McCarthy was in charge of developing many of those regulations in her previous job at the EPA. She is well-known by lawmakers and her nomination was applauded by many industries regulated by the EPA.
David Vitter of Louisiana, the ranking Republican on the Senate Environment committee, told reporters the boycott was not related to McCarthy's qualifications but to her refusal to answer questions about transparency within the agency.
Republicans asked her more than 1,000 questions after her official nomination hearing.
In contrast, Republicans asked Lisa Jackson, Obama's first EPA administrator, 118 questions after her nomination hearing, said a Democratic official familiar with the nomination process.
Lawmakers asked Jack Lew, now Treasury Secretary, a total of 462 written questions after his confirmation hearing earlier this year.
"Part of the goal is to wear down and make untenable the nomination," said George Washington University's Sarah Binder, an expert on Congress, who said in an interview that Obama has had a difficult time getting Senate approval for his cabinet choices compared to previous presidents.
Although the Democratic majority controls the Senate and its committees, congressional rules give some procedural advantages to the minority Republicans enabling them to stall or block legislation and nominees.
The boycott of McCarthy's vote comes a day after Republican senators used an obscure procedural rule to delay a scheduled committee vote on Obama's nominee for labor secretary, Thomas Perez.
The nomination of Ernest Moniz, Obama's pick to head the Energy Department, has also stalled over a dispute with a South Carolina senator about the government's management of a nuclear waste disposal project in the state.
Earlier this year, Defense Secretary Chuck Hagel and Central Intelligence Agency Director John Brennan also had tough work getting Senate confirmation.
CARPER: 'ABOVE AND BEYOND'
McCarthy was a state environmental official in Connecticut and Massachusetts before joining the EPA in 2009. She was the top environmental enforcer for Mitt Romney, the 2012 Republican presidential nominee, when he was governor of Massachusetts.
Environmental groups called the Republican tactics "new lows" given her qualifications and popularity.

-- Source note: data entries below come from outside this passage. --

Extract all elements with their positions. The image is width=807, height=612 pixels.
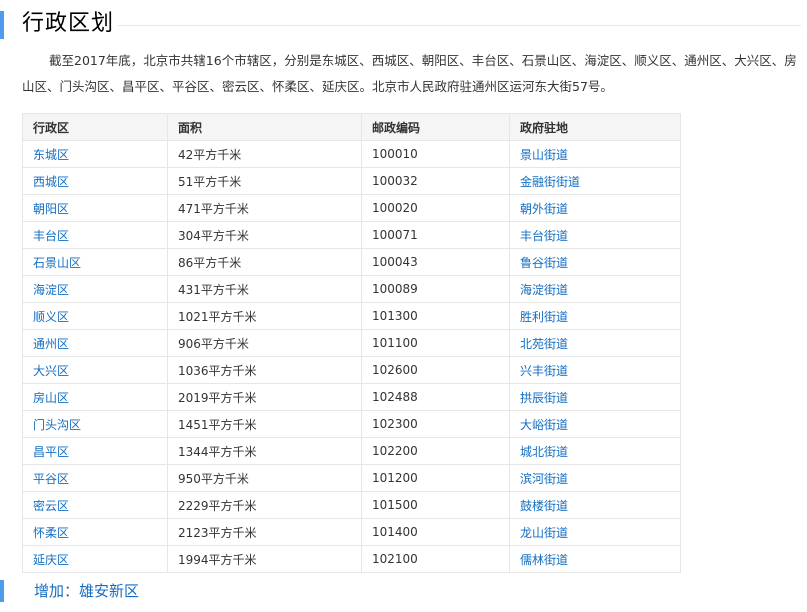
seat-link[interactable]: 金融街街道	[509, 167, 681, 195]
table-row: 怀柔区 2123平方千米 101400 龙山街道	[22, 518, 681, 546]
area-cell: 86平方千米	[167, 248, 362, 276]
district-link[interactable]: 东城区	[22, 140, 168, 168]
district-link[interactable]: 平谷区	[22, 464, 168, 492]
table-row: 丰台区 304平方千米 100071 丰台街道	[22, 221, 681, 249]
addition-text: 增加：雄安新区	[34, 578, 139, 604]
seat-link[interactable]: 城北街道	[509, 437, 681, 465]
seat-link[interactable]: 拱辰街道	[509, 383, 681, 411]
area-cell: 1344平方千米	[167, 437, 362, 465]
district-link[interactable]: 通州区	[22, 329, 168, 357]
seat-link[interactable]: 儒林街道	[509, 545, 681, 573]
intro-paragraph: 截至2017年底，北京市共辖16个市辖区，分别是东城区、西城区、朝阳区、丰台区、…	[22, 53, 797, 94]
district-link[interactable]: 怀柔区	[22, 518, 168, 546]
district-link[interactable]: 朝阳区	[22, 194, 168, 222]
table-row: 昌平区 1344平方千米 102200 城北街道	[22, 437, 681, 465]
district-link[interactable]: 西城区	[22, 167, 168, 195]
area-cell: 51平方千米	[167, 167, 362, 195]
table-row: 密云区 2229平方千米 101500 鼓楼街道	[22, 491, 681, 519]
district-link[interactable]: 房山区	[22, 383, 168, 411]
addition-accent-bar	[0, 580, 4, 602]
table-body: 东城区 42平方千米 100010 景山街道 西城区 51平方千米 100032 金融街街道朝…	[22, 140, 681, 573]
table-row: 门头沟区 1451平方千米 102300 大峪街道	[22, 410, 681, 438]
district-link[interactable]: 密云区	[22, 491, 168, 519]
seat-link[interactable]: 丰台街道	[509, 221, 681, 249]
postcode-cell: 102600	[361, 356, 510, 384]
district-link[interactable]: 海淀区	[22, 275, 168, 303]
section-header: 行政区划	[0, 8, 807, 40]
area-cell: 2123平方千米	[167, 518, 362, 546]
postcode-cell: 101100	[361, 329, 510, 357]
area-cell: 2019平方千米	[167, 383, 362, 411]
header-seat: 政府驻地	[509, 113, 681, 141]
table-row: 东城区 42平方千米 100010 景山街道	[22, 140, 681, 168]
postcode-cell: 101300	[361, 302, 510, 330]
seat-link[interactable]: 海淀街道	[509, 275, 681, 303]
area-cell: 471平方千米	[167, 194, 362, 222]
district-link[interactable]: 顺义区	[22, 302, 168, 330]
district-link[interactable]: 门头沟区	[22, 410, 168, 438]
table-row: 延庆区 1994平方千米 102100 儒林街道	[22, 545, 681, 573]
area-cell: 42平方千米	[167, 140, 362, 168]
addition-link-xiongan[interactable]: 雄安新区	[79, 582, 139, 600]
table-row: 顺义区 1021平方千米 101300 胜利街道	[22, 302, 681, 330]
header-area: 面积	[167, 113, 362, 141]
header-district: 行政区	[22, 113, 168, 141]
seat-link[interactable]: 朝外街道	[509, 194, 681, 222]
postcode-cell: 100010	[361, 140, 510, 168]
postcode-cell: 100032	[361, 167, 510, 195]
addition-row: 增加：雄安新区	[0, 578, 807, 604]
district-link[interactable]: 延庆区	[22, 545, 168, 573]
seat-link[interactable]: 兴丰街道	[509, 356, 681, 384]
seat-link[interactable]: 胜利街道	[509, 302, 681, 330]
seat-link[interactable]: 北苑街道	[509, 329, 681, 357]
table-row: 通州区 906平方千米 101100 北苑街道	[22, 329, 681, 357]
postcode-cell: 100020	[361, 194, 510, 222]
postcode-cell: 102200	[361, 437, 510, 465]
district-link[interactable]: 大兴区	[22, 356, 168, 384]
seat-link[interactable]: 滨河街道	[509, 464, 681, 492]
table-row: 海淀区 431平方千米 100089 海淀街道	[22, 275, 681, 303]
postcode-cell: 101500	[361, 491, 510, 519]
districts-table: 行政区 面积 邮政编码 政府驻地 东城区 42平方千米 100010 景山街道 西城区 5…	[22, 113, 681, 573]
postcode-cell: 100089	[361, 275, 510, 303]
area-cell: 906平方千米	[167, 329, 362, 357]
area-cell: 1994平方千米	[167, 545, 362, 573]
area-cell: 2229平方千米	[167, 491, 362, 519]
table-row: 石景山区 86平方千米 100043 鲁谷街道	[22, 248, 681, 276]
table-row: 房山区 2019平方千米 102488 拱辰街道	[22, 383, 681, 411]
seat-link[interactable]: 景山街道	[509, 140, 681, 168]
postcode-cell: 100043	[361, 248, 510, 276]
area-cell: 304平方千米	[167, 221, 362, 249]
area-cell: 431平方千米	[167, 275, 362, 303]
postcode-cell: 102300	[361, 410, 510, 438]
section-title: 行政区划	[22, 11, 115, 36]
seat-link[interactable]: 鲁谷街道	[509, 248, 681, 276]
area-cell: 1036平方千米	[167, 356, 362, 384]
area-cell: 1021平方千米	[167, 302, 362, 330]
table-row: 朝阳区 471平方千米 100020 朝外街道	[22, 194, 681, 222]
area-cell: 950平方千米	[167, 464, 362, 492]
section-accent-bar	[0, 11, 4, 39]
table-row: 西城区 51平方千米 100032 金融街街道	[22, 167, 681, 195]
table-header-row: 行政区 面积 邮政编码 政府驻地	[22, 113, 681, 141]
header-postcode: 邮政编码	[361, 113, 510, 141]
district-link[interactable]: 石景山区	[22, 248, 168, 276]
area-cell: 1451平方千米	[167, 410, 362, 438]
section-divider	[118, 25, 801, 26]
seat-link[interactable]: 大峪街道	[509, 410, 681, 438]
table-row: 大兴区 1036平方千米 102600 兴丰街道	[22, 356, 681, 384]
postcode-cell: 102488	[361, 383, 510, 411]
district-link[interactable]: 丰台区	[22, 221, 168, 249]
seat-link[interactable]: 龙山街道	[509, 518, 681, 546]
postcode-cell: 102100	[361, 545, 510, 573]
table-row: 平谷区 950平方千米 101200 滨河街道	[22, 464, 681, 492]
seat-link[interactable]: 鼓楼街道	[509, 491, 681, 519]
district-link[interactable]: 昌平区	[22, 437, 168, 465]
addition-label: 增加：	[34, 582, 80, 600]
postcode-cell: 101400	[361, 518, 510, 546]
postcode-cell: 101200	[361, 464, 510, 492]
postcode-cell: 100071	[361, 221, 510, 249]
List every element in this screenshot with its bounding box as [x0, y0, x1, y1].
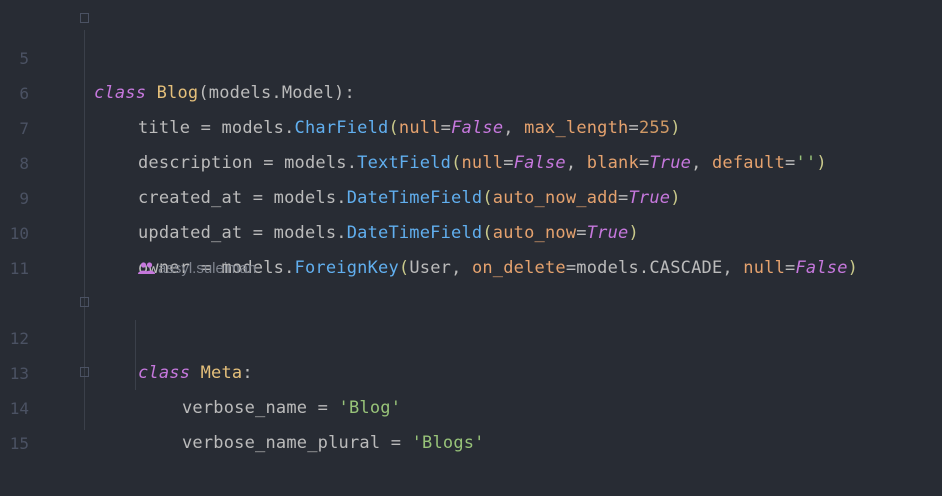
- code-plain: =: [785, 258, 796, 278]
- code-plain: =: [565, 258, 577, 278]
- code-editor[interactable]: 5 class Blog(models.Model): 6 title = mo…: [0, 0, 942, 453]
- code-plain: User,: [409, 258, 472, 278]
- author-inlay-hint[interactable]: assyl.suleiman: [138, 252, 256, 286]
- code-text: verbose_name_plural = 'Blogs': [182, 426, 485, 461]
- paren: (: [398, 258, 410, 278]
- users-icon: [138, 262, 155, 275]
- code-plain: models.CASCADE,: [576, 258, 744, 278]
- param-name: on_delete: [471, 258, 566, 278]
- param-name: null: [743, 258, 786, 278]
- bool-value: False: [795, 258, 848, 278]
- code-line-5[interactable]: 5 class Blog(models.Model):: [0, 6, 942, 103]
- code-line-10[interactable]: 10 owner = models.ForeignKey(User, on_de…: [0, 181, 942, 278]
- code-line-6[interactable]: 6 title = models.CharField(null=False, m…: [0, 41, 942, 138]
- code-line-7[interactable]: 7 description = models.TextField(null=Fa…: [0, 76, 942, 173]
- line-number: 15: [9, 434, 29, 453]
- function-call: ForeignKey: [294, 258, 399, 278]
- code-line-9[interactable]: 9 updated_at = models.DateTimeField(auto…: [0, 146, 942, 243]
- code-line-12[interactable]: 12 class Meta:: [0, 286, 942, 383]
- line-number: 11: [9, 259, 29, 278]
- code-line-11[interactable]: 11: [0, 216, 942, 278]
- paren: ): [847, 258, 859, 278]
- string-value: 'Blogs': [411, 433, 485, 453]
- code-line-14[interactable]: 14 verbose_name_plural = 'Blogs': [0, 356, 942, 453]
- code-line-15[interactable]: 15: [0, 391, 942, 453]
- code-line-8[interactable]: 8 created_at = models.DateTimeField(auto…: [0, 111, 942, 208]
- code-line-13[interactable]: 13 verbose_name = 'Blog': [0, 321, 942, 418]
- code-plain: verbose_name_plural =: [182, 433, 412, 453]
- author-name: assyl.suleiman: [158, 260, 257, 277]
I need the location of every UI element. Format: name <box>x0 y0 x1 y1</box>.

"By any measure, Gina McCarthy deserves to be confirmed, but Republicans on this committee are apparently more concerned with scoring political points than protecting public health," said Gene Karpinski, president of the League of Conservation Voters.
Democratic Senator Tom Carper of Delaware said McCarthy had gone "above and beyond the requirements of a nominee" in answering more than 1,000 questions and meeting with almost half the 100-member Senate.
Wyoming Republican John Barrasso said the delay in McCarthy's nomination did not pose an operational problem for the agency, calling acting administrator Bob Perciasepe was "more than qualified" to run the EPA in the meantime.
In their letter to Boxer, Republican Senators noted that environment and public works committee Democrats, when in the minority, staged a similar boycott in 2003 of EPA nominee Michael Leavitt, forcing a vote to be rescheduled. Leavitt was ultimately confirmed.